Here's a comparison of some neighborhoods in San Francisco, based on some coffee shops I like. Haus Coffee (the first) is in the greenest area (24th st. in the Mission is full of trees) but greenery is in short supply all around. This is to be expected; it's a big city. I was surprised to find the Ritual Hayes Valley branch (#4) to have so many roads nearby, but on reflection, there are a couple of big boulevards right there. Meanwhile, the area around Four Barrel (#2) and Saint Frank (#5) look the densest in terms of buildings.

This doesn't tell you everything, of course. The space calculations are imperfect, and there's no description of what the green space is (a highway median is less good than a nice park) or what the buildings are (a parking garage, a house, and an office skyscraper all get the same weight). But it's a start. I think of this (or, you know, the platonic ideal of this) as a peer to Walkscore: by no means the only tool that helps you understand a place, but one of many.

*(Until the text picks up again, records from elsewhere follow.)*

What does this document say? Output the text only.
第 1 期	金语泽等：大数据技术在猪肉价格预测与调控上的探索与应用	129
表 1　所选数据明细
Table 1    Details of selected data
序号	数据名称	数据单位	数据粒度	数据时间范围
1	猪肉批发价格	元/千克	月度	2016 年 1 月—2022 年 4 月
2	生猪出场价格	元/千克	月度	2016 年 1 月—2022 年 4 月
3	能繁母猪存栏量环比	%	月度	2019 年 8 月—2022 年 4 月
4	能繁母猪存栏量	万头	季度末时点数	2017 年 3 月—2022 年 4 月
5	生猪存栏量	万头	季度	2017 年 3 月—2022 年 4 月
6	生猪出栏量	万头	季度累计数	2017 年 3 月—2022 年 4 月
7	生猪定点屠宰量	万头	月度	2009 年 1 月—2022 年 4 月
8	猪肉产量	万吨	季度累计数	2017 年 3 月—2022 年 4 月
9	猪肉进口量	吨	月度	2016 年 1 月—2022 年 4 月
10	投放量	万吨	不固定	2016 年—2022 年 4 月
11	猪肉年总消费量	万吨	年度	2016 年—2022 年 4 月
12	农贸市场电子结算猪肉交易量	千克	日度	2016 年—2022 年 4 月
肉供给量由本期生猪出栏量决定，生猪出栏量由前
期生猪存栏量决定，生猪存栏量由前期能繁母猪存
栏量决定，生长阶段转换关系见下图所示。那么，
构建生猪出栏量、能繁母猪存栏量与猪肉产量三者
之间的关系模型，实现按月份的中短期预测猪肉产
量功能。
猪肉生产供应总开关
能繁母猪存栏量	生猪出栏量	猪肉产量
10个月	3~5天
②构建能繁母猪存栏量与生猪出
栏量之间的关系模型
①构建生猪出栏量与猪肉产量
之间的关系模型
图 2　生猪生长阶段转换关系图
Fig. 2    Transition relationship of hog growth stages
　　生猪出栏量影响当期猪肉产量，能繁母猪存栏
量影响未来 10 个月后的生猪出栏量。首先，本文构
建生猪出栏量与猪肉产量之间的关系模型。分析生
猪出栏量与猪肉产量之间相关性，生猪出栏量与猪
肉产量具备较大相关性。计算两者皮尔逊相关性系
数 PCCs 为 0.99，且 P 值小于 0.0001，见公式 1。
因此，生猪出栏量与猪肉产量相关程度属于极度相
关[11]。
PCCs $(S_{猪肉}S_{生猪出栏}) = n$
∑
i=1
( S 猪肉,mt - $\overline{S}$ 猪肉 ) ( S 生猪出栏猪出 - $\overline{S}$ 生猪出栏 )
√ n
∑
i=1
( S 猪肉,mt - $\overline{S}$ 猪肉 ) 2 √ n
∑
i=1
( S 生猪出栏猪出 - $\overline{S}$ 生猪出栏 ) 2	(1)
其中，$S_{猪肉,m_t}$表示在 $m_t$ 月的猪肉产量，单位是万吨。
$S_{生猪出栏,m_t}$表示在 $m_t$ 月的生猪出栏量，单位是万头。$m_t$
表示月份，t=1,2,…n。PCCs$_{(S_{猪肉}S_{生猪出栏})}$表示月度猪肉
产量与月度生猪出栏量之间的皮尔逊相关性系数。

What's good? Depends on you, I guess, but I think this tool shows how places with more buildings tend to be more approachable and interesting, while green space often just makes things farther apart.

Try it out! (disclaimer: link worked as of May 2015; apologies if it's rotted since then.)

Hat tip to Andrew Alexander Price for the blog post that inspired this work. (More details.)